There’s no shortage of cheap, high-purity heroin in Cape May County. And there’s no shortage of people looking to keep the drug out of kids’ hands.
More than 70 educators, law enforcement personnel and social service workers attended a conference Thursday on the link between prescription medication and heroin abuse among the county’s youth.
Nancy Hudanich, superintendent of the Cape May County Technical School District, said the conference was not only a good source of information but an opportunity to network with other professionals looking to keep youth off drugs.
“The data absolutely validates the need for an ongoing conversation,” she said. “It also has exposed the fact we need to work together.”
The conference was organized by the Cape May County Pride Committee, a coalition of community and school leaders formed last year by the Sea Isle City Board of Education to address the growing problem of heroin and opiate use in the county by targeting its kids. The conference included guest speaker Doug Collier of the state Attorney General’s Office, a panel of local experts and several presentations by addiction services organization Cape Assist, which organized the conference.

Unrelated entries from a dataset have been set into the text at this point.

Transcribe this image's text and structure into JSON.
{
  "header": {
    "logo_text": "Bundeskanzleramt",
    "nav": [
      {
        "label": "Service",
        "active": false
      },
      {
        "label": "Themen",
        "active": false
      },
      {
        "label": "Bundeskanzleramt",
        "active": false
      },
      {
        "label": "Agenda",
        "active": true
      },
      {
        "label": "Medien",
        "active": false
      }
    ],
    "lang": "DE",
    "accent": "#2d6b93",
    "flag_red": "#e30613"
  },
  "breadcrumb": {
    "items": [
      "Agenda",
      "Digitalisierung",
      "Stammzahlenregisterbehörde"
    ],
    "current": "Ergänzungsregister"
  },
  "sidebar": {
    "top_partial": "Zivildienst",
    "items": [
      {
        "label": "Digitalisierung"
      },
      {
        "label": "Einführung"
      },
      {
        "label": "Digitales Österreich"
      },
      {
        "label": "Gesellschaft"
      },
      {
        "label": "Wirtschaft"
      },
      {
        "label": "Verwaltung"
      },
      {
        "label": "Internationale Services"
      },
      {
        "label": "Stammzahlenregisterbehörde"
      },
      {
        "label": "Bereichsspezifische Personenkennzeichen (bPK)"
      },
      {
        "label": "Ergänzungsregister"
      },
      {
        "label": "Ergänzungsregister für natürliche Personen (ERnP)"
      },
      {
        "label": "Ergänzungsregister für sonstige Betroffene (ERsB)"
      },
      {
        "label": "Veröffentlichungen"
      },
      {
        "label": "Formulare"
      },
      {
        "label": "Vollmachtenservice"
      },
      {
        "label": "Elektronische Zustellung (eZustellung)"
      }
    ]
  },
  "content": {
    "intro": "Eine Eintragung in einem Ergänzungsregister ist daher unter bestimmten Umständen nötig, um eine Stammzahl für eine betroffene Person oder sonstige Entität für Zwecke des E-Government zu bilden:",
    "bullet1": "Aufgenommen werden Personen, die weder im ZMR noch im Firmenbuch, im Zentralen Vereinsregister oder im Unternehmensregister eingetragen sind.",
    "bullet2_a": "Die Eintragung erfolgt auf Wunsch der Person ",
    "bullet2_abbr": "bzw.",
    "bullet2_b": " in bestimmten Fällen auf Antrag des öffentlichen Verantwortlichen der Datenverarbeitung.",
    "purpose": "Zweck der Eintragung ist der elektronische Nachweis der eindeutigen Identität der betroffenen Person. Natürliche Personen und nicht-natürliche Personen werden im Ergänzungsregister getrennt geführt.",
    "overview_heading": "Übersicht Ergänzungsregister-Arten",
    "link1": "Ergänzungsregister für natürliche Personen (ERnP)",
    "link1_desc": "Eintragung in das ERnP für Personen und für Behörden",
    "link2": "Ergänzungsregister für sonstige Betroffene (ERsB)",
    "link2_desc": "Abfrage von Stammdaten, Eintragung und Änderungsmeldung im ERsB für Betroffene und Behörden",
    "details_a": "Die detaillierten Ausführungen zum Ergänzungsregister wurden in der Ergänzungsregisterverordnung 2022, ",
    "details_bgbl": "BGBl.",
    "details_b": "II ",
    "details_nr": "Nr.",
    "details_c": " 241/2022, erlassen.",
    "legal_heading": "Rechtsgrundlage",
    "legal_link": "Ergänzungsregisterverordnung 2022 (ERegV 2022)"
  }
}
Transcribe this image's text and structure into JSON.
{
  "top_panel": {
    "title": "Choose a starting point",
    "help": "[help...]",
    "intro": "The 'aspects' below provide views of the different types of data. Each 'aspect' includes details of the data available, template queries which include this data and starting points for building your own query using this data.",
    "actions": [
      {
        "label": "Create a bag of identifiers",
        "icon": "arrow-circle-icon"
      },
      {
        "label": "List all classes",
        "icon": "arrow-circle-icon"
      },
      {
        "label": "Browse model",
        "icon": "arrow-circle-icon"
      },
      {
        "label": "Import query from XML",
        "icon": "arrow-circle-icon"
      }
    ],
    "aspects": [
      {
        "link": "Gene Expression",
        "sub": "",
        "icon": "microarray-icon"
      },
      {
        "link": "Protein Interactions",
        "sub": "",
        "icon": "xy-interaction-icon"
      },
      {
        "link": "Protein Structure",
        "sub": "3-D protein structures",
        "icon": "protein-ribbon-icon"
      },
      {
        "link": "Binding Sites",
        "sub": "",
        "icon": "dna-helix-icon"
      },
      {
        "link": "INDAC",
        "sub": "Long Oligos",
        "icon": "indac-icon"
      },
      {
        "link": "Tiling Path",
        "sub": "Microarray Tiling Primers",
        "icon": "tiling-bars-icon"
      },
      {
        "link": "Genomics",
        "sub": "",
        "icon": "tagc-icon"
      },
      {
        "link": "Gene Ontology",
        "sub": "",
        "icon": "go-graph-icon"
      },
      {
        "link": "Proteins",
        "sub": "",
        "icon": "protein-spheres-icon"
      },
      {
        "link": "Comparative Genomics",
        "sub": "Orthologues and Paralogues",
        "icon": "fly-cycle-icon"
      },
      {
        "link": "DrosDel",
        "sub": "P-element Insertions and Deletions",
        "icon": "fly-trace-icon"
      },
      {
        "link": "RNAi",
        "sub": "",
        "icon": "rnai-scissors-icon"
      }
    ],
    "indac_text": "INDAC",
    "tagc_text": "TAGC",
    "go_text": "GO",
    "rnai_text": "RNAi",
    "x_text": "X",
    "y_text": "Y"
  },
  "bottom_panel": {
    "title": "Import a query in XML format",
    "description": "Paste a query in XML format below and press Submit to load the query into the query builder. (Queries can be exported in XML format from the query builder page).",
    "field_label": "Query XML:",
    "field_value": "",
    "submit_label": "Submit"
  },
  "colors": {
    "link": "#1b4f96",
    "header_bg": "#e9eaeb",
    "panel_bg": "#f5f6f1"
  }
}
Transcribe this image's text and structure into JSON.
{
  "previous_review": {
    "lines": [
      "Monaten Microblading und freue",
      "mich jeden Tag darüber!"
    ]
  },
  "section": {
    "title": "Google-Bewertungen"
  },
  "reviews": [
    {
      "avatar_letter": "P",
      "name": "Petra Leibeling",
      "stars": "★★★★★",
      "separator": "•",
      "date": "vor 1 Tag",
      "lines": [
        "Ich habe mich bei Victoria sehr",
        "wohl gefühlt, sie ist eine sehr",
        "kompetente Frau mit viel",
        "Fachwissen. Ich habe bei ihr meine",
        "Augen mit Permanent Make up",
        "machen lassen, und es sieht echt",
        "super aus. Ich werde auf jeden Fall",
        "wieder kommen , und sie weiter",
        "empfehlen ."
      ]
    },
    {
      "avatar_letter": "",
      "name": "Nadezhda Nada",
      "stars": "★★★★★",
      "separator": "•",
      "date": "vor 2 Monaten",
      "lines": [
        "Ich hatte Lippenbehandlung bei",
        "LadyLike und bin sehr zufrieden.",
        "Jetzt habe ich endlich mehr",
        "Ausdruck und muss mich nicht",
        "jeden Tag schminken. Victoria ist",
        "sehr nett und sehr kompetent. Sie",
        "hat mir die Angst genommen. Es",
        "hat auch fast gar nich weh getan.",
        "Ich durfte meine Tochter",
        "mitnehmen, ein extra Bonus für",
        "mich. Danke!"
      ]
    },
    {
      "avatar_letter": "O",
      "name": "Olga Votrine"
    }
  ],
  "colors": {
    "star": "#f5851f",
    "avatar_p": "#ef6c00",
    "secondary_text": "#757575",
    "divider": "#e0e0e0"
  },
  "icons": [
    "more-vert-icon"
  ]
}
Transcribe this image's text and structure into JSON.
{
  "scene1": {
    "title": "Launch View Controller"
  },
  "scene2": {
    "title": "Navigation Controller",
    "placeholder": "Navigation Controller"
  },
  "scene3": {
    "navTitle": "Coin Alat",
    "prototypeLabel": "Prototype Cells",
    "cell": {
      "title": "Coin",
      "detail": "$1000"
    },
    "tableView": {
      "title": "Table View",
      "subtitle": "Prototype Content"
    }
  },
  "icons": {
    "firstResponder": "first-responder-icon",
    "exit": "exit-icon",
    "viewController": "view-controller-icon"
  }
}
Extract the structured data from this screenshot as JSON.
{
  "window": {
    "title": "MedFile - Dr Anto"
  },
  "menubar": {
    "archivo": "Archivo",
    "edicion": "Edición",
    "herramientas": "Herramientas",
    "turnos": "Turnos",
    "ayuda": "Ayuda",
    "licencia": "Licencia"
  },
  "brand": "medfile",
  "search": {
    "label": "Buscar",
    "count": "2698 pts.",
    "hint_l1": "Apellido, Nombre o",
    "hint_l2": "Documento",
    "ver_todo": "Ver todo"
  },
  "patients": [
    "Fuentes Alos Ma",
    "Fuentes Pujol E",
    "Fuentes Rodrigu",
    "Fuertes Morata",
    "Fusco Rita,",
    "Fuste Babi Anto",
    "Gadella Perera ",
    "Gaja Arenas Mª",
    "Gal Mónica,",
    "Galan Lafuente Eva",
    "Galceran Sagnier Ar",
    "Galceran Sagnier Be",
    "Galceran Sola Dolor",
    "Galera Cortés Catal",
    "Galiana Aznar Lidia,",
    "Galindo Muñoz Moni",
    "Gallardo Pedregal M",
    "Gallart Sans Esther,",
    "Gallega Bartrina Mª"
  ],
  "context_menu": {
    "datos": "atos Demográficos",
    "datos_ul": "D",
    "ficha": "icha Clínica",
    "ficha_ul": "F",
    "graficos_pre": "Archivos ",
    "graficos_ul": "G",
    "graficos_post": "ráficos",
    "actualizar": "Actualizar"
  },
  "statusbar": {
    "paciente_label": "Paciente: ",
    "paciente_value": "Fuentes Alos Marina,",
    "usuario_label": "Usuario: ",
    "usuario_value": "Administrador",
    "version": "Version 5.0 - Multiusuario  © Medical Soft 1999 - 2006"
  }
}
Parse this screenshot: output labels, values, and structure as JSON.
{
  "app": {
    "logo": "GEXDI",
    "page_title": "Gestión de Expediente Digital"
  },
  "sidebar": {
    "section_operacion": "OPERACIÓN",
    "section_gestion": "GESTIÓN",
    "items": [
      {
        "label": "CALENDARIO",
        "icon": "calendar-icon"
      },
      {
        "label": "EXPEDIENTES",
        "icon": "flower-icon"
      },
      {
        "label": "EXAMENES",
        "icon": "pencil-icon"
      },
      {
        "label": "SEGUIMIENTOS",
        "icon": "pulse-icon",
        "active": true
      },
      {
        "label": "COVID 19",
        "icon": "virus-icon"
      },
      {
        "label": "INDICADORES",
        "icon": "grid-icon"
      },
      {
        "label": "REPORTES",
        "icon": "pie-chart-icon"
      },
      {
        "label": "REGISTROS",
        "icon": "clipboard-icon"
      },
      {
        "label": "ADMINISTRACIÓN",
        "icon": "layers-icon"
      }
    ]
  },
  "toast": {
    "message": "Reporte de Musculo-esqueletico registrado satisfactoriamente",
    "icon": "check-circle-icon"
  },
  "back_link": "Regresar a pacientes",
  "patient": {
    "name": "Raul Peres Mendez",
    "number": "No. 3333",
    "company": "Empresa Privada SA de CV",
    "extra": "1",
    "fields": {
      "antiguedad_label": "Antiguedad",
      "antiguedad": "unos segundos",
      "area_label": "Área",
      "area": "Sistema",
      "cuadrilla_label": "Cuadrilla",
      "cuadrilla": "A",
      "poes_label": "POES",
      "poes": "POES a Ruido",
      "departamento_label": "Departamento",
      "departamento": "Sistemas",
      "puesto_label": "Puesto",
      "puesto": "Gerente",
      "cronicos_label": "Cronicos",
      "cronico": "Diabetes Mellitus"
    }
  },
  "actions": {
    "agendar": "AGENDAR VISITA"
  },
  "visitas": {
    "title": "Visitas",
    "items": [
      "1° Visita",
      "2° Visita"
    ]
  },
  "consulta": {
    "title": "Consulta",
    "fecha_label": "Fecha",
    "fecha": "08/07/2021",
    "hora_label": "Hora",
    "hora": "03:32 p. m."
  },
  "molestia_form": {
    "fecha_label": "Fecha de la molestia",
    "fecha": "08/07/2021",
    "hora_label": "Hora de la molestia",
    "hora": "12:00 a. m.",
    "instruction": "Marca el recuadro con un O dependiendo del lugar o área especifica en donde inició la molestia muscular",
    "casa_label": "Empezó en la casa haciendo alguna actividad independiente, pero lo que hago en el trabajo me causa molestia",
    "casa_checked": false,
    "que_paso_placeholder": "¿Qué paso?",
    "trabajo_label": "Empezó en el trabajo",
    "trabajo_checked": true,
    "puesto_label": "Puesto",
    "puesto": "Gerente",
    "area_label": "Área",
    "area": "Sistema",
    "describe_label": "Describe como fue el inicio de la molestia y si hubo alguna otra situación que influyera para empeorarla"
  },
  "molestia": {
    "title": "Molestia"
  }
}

Before taking his position with the Attorney General’s Office, Collier spent more than a decade as a special agent with the DEA. In his hour-and-a-half presentation, Collier detailed the manufacture and trade of heroin and the link between heroin addiction and prescription medications. Relatively few users start with heroin, he told the group, instead they are introduced to the high through synthetic opiates such as hydrocodone (Vicodin) and oxycodone (Oxycontin) pulled from medicine cabinets.
Once addicted, users sometimes graduate to heroin, which offers a similar high at a fraction of the price. He said a recent DEA drug study found New Jersey has some of the purest heroin in the country, which makes it especially dangerous. Cape May County saw a record 105 overdoses last year, 28 of them fatal.
Following Collier’s presentation, Cape Assist Director of Community Initiatives Kim Mounce explained the results of a drug survey given out to 1,100 students in seventh-, ninth- and 11th-grade in Cape May County schools. While only a fraction of those polled at all three levels indicated they’d misused prescription drugs within the last month, many of the older students said these drugs were readily available. About a quarter of the 11th-graders surveyed said they could easily obtain prescription drugs that were not prescribed to them. About half said alcohol, tobacco and marijuana were readily available.
Avalon Elementary School fifth- through eighth-grade counselor Alanna Smallwood said she didn’t believe any of her students used drugs, but was aware it was an issue among some of the older students. She helps organize drug-awareness programs at the school, saying one of the keys to fighting the problem is eliminating naivete.
“(Parents) say, ‘Oh no not my child,’” she said. “Nobody’s immune to it no matter how much money or how little money you have.”
Panelist Pat Horvath, student assistance counselor with the Ocean City School District, echoed Smallwood’s sentiment. She said the key to addressing the problem is frank discussion.
“We need to start talking openly — conversation all the way down, from parents and families, police, kids (and) schools — and for people not to attack each other, to really just ask for help,” Horvath said.
Cape Regional Medical Center Emergency Department Medical Director Domenic Coletta was a last-minute addition to the panel. He read about the conference in the newspaper and offered his expertise, which Cape Assist Director Lynne Krukosky accepted.
Coletta said overdose is all too common in the emergency department. Often, he and his doctors treat the same faces just a few short months apart. But regardless of the number of overdoses he sees, it’s tragic.
“If there’s just one overdose who shows up to the ER in months, to me, that’s one more than it should be,” Coletta said.
The conference was sponsored by the Sea Isle City Board of Education.